How Europe’s record breaking heatwave could affect the world
A massive heatwave that originated in Sahara has been sweeping over Europe with countries like UK, Germany, Belgium, The Netherlands, France and Denmark registering record breaking temperature highs of 38 degrees Celsius and above.
Earlier in July, scientists warned that the world should expect more scorching heat waves due to climate change and that current temperature highs are in line with predictions made over a decade ago.
Scientists blame the climate change on the planet for the rising temperatures that might soon spread all over the world.
According to the World Meteorological Organization, the high temperatures pose a major threat to people's health, agriculture and the environment, but initial reports indicated that heat-health early warnings successfully limited the death toll.

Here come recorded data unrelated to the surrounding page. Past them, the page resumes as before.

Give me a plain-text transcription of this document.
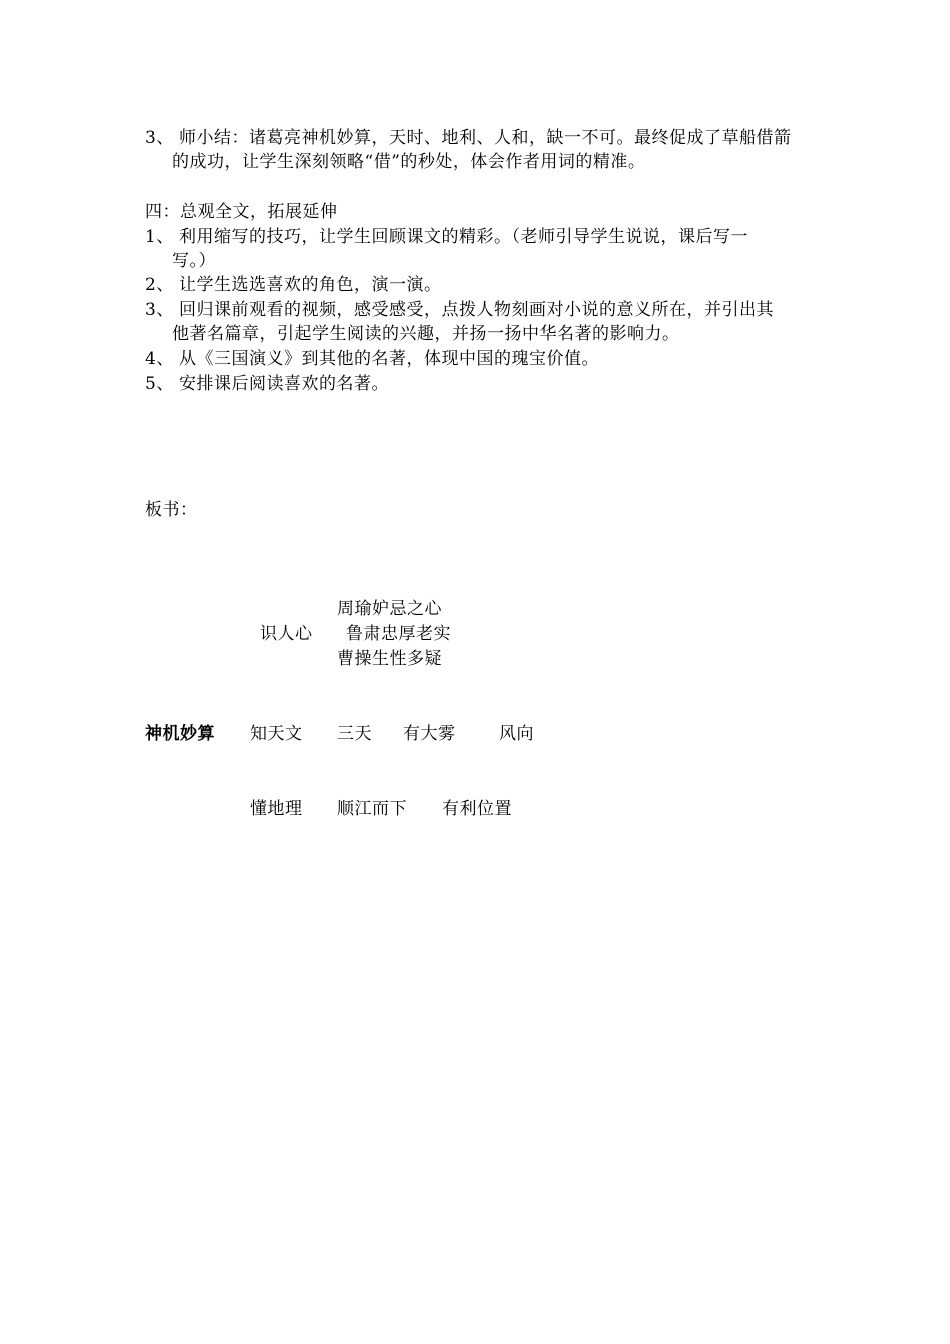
3、 师小结：诸葛亮神机妙算，天时、地利、人和，缺一不可。最终促成了草船借箭
的成功，让学生深刻领略“借”的秒处，体会作者用词的精准。
四：总观全文，拓展延伸
1、 利用缩写的技巧，让学生回顾课文的精彩。（老师引导学生说说，课后写一
写。）
2、 让学生选选喜欢的角色，演一演。
3、 回归课前观看的视频，感受感受，点拨人物刻画对小说的意义所在，并引出其
他著名篇章，引起学生阅读的兴趣，并扬一扬中华名著的影响力。
4、 从《三国演义》到其他的名著，体现中国的瑰宝价值。
5、 安排课后阅读喜欢的名著。
板书：
周瑜妒忌之心
识人心 鲁肃忠厚老实
曹操生性多疑
神机妙算 知天文 三天 有大雾	风向
懂地理 顺江而下 有利位置
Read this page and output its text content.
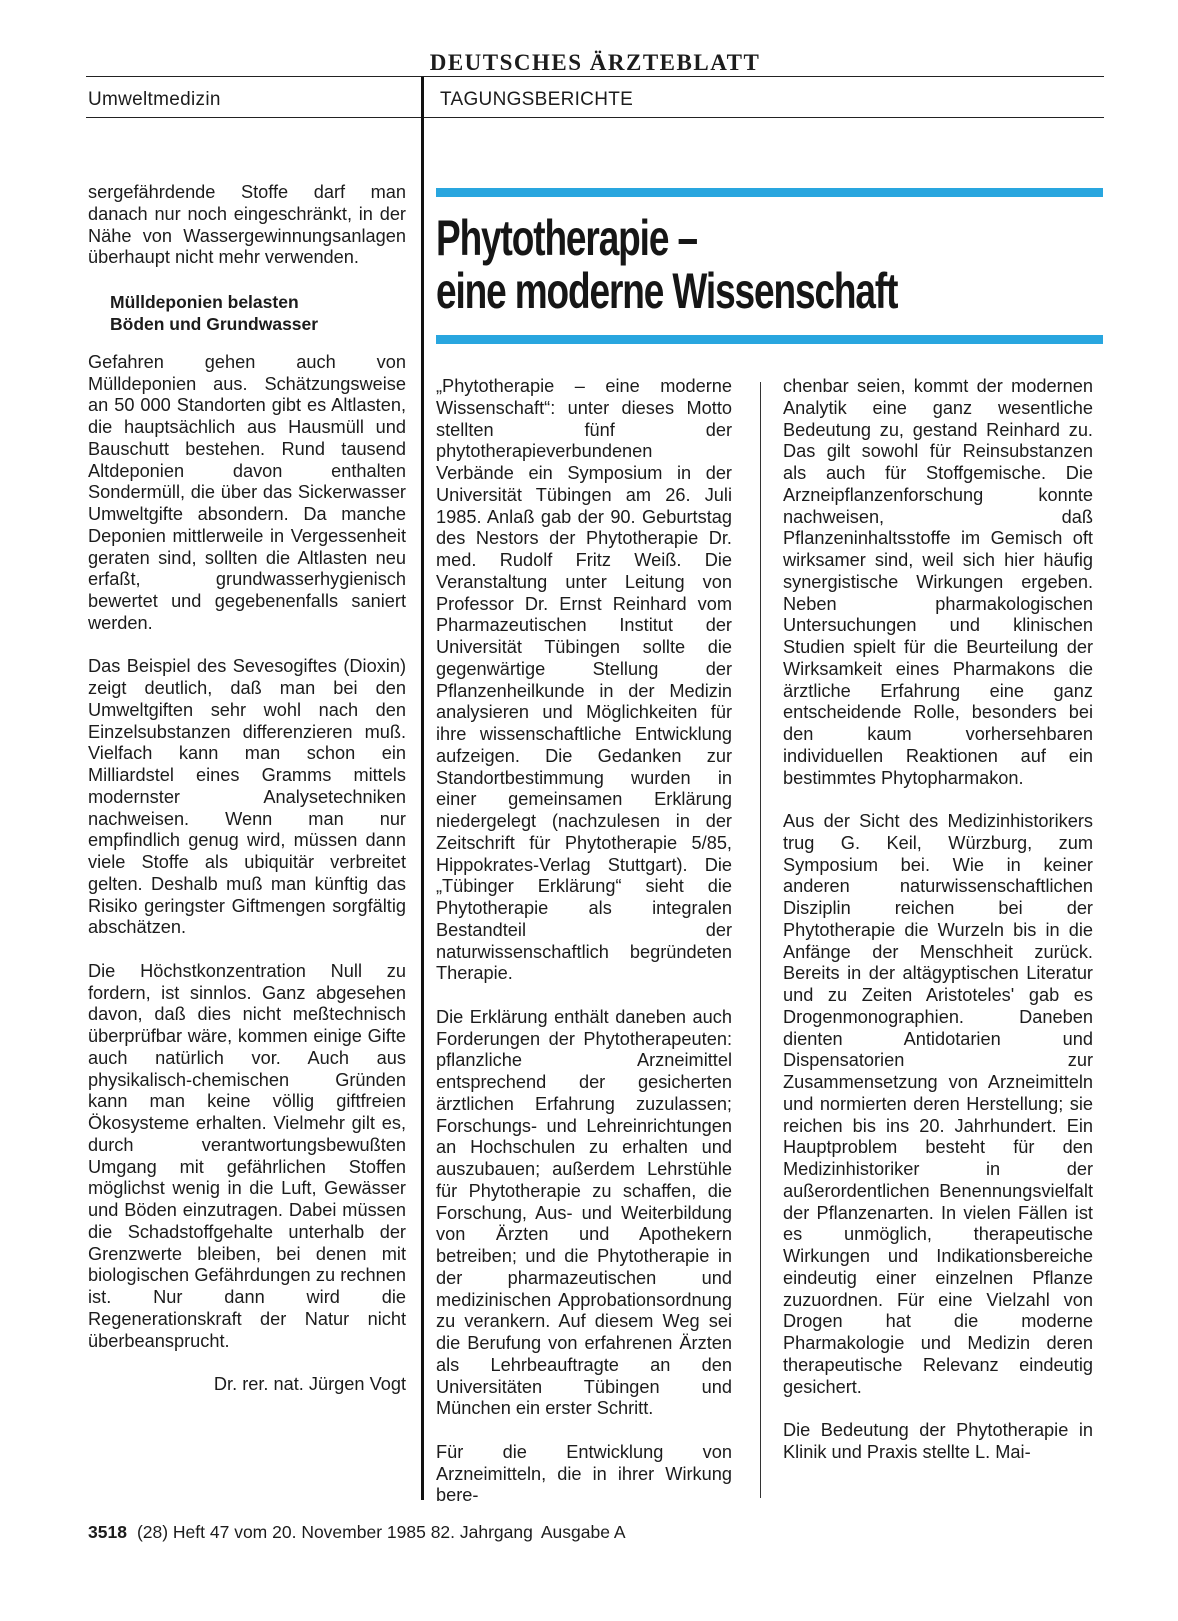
DEUTSCHES ÄRZTEBLATT
Umweltmedizin	TAGUNGSBERICHTE

sergefährdende Stoffe darf man danach nur noch eingeschränkt, in der Nähe von Wassergewinnungsanlagen überhaupt nicht mehr verwenden.

Mülldeponien belasten
Böden und Grundwasser

Gefahren gehen auch von Mülldeponien aus. Schätzungsweise an 50 000 Standorten gibt es Altlasten, die hauptsächlich aus Hausmüll und Bauschutt bestehen. Rund tausend Altdeponien davon enthalten Sondermüll, die über das Sickerwasser Umweltgifte absondern. Da manche Deponien mittlerweile in Vergessenheit geraten sind, sollten die Altlasten neu erfaßt, grundwasserhygienisch bewertet und gegebenenfalls saniert werden.

Das Beispiel des Sevesogiftes (Dioxin) zeigt deutlich, daß man bei den Umweltgiften sehr wohl nach den Einzelsubstanzen differenzieren muß. Vielfach kann man schon ein Milliardstel eines Gramms mittels modernster Analysetechniken nachweisen. Wenn man nur empfindlich genug wird, müssen dann viele Stoffe als ubiquitär verbreitet gelten. Deshalb muß man künftig das Risiko geringster Giftmengen sorgfältig abschätzen.

Die Höchstkonzentration Null zu fordern, ist sinnlos. Ganz abgesehen davon, daß dies nicht meßtechnisch überprüfbar wäre, kommen einige Gifte auch natürlich vor. Auch aus physikalisch-chemischen Gründen kann man keine völlig giftfreien Ökosysteme erhalten. Vielmehr gilt es, durch verantwortungsbewußten Umgang mit gefährlichen Stoffen möglichst wenig in die Luft, Gewässer und Böden einzutragen. Dabei müssen die Schadstoffgehalte unterhalb der Grenzwerte bleiben, bei denen mit biologischen Gefährdungen zu rechnen ist. Nur dann wird die Regenerationskraft der Natur nicht überbeansprucht.

Dr. rer. nat. Jürgen Vogt

Phytotherapie –
eine moderne Wissenschaft

„Phytotherapie – eine moderne Wissenschaft“: unter dieses Motto stellten fünf der phytotherapieverbundenen Verbände ein Symposium in der Universität Tübingen am 26. Juli 1985. Anlaß gab der 90. Geburtstag des Nestors der Phytotherapie Dr. med. Rudolf Fritz Weiß. Die Veranstaltung unter Leitung von Professor Dr. Ernst Reinhard vom Pharmazeutischen Institut der Universität Tübingen sollte die gegenwärtige Stellung der Pflanzenheilkunde in der Medizin analysieren und Möglichkeiten für ihre wissenschaftliche Entwicklung aufzeigen. Die Gedanken zur Standortbestimmung wurden in einer gemeinsamen Erklärung niedergelegt (nachzulesen in der Zeitschrift für Phytotherapie 5/85, Hippokrates-Verlag Stuttgart). Die „Tübinger Erklärung“ sieht die Phytotherapie als integralen Bestandteil der naturwissenschaftlich begründeten Therapie.

Die Erklärung enthält daneben auch Forderungen der Phytotherapeuten: pflanzliche Arzneimittel entsprechend der gesicherten ärztlichen Erfahrung zuzulassen; Forschungs- und Lehreinrichtungen an Hochschulen zu erhalten und auszubauen; außerdem Lehrstühle für Phytotherapie zu schaffen, die Forschung, Aus- und Weiterbildung von Ärzten und Apothekern betreiben; und die Phytotherapie in der pharmazeutischen und medizinischen Approbationsordnung zu verankern. Auf diesem Weg sei die Berufung von erfahrenen Ärzten als Lehrbeauftragte an den Universitäten Tübingen und München ein erster Schritt.

Für die Entwicklung von Arzneimitteln, die in ihrer Wirkung bere-

chenbar seien, kommt der modernen Analytik eine ganz wesentliche Bedeutung zu, gestand Reinhard zu. Das gilt sowohl für Reinsubstanzen als auch für Stoffgemische. Die Arzneipflanzenforschung konnte nachweisen, daß Pflanzeninhaltsstoffe im Gemisch oft wirksamer sind, weil sich hier häufig synergistische Wirkungen ergeben. Neben pharmakologischen Untersuchungen und klinischen Studien spielt für die Beurteilung der Wirksamkeit eines Pharmakons die ärztliche Erfahrung eine ganz entscheidende Rolle, besonders bei den kaum vorhersehbaren individuellen Reaktionen auf ein bestimmtes Phytopharmakon.

Aus der Sicht des Medizinhistorikers trug G. Keil, Würzburg, zum Symposium bei. Wie in keiner anderen naturwissenschaftlichen Disziplin reichen bei der Phytotherapie die Wurzeln bis in die Anfänge der Menschheit zurück. Bereits in der altägyptischen Literatur und zu Zeiten Aristoteles' gab es Drogenmonographien. Daneben dienten Antidotarien und Dispensatorien zur Zusammensetzung von Arzneimitteln und normierten deren Herstellung; sie reichen bis ins 20. Jahrhundert. Ein Hauptproblem besteht für den Medizinhistoriker in der außerordentlichen Benennungsvielfalt der Pflanzenarten. In vielen Fällen ist es unmöglich, therapeutische Wirkungen und Indikationsbereiche eindeutig einer einzelnen Pflanze zuzuordnen. Für eine Vielzahl von Drogen hat die moderne Pharmakologie und Medizin deren therapeutische Relevanz eindeutig gesichert.

Die Bedeutung der Phytotherapie in Klinik und Praxis stellte L. Mai-

3518 (28) Heft 47 vom 20. November 1985 82. Jahrgang Ausgabe A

Perhaps the most worrying incident is the fact that the heatwave has reached Greenland, which holds the world’s second largest ice-sheet which rises 3,000 meters above sea level.
According to scientists, the melted ice from Greenland’s ice sheet could see water levels in the planet’s seas rise by about one millimeter and around two millimeters in the tropical regions.
The rise of water levels in the seas could in turn cause bigger and stronger storms and immense flooding in countries that are prone to such natural occurrences like Indonesia and the Caribbean Islands.
Researchers from the University of Oxford said that the world is very likely to see more extreme heatwaves in the future due to climate change.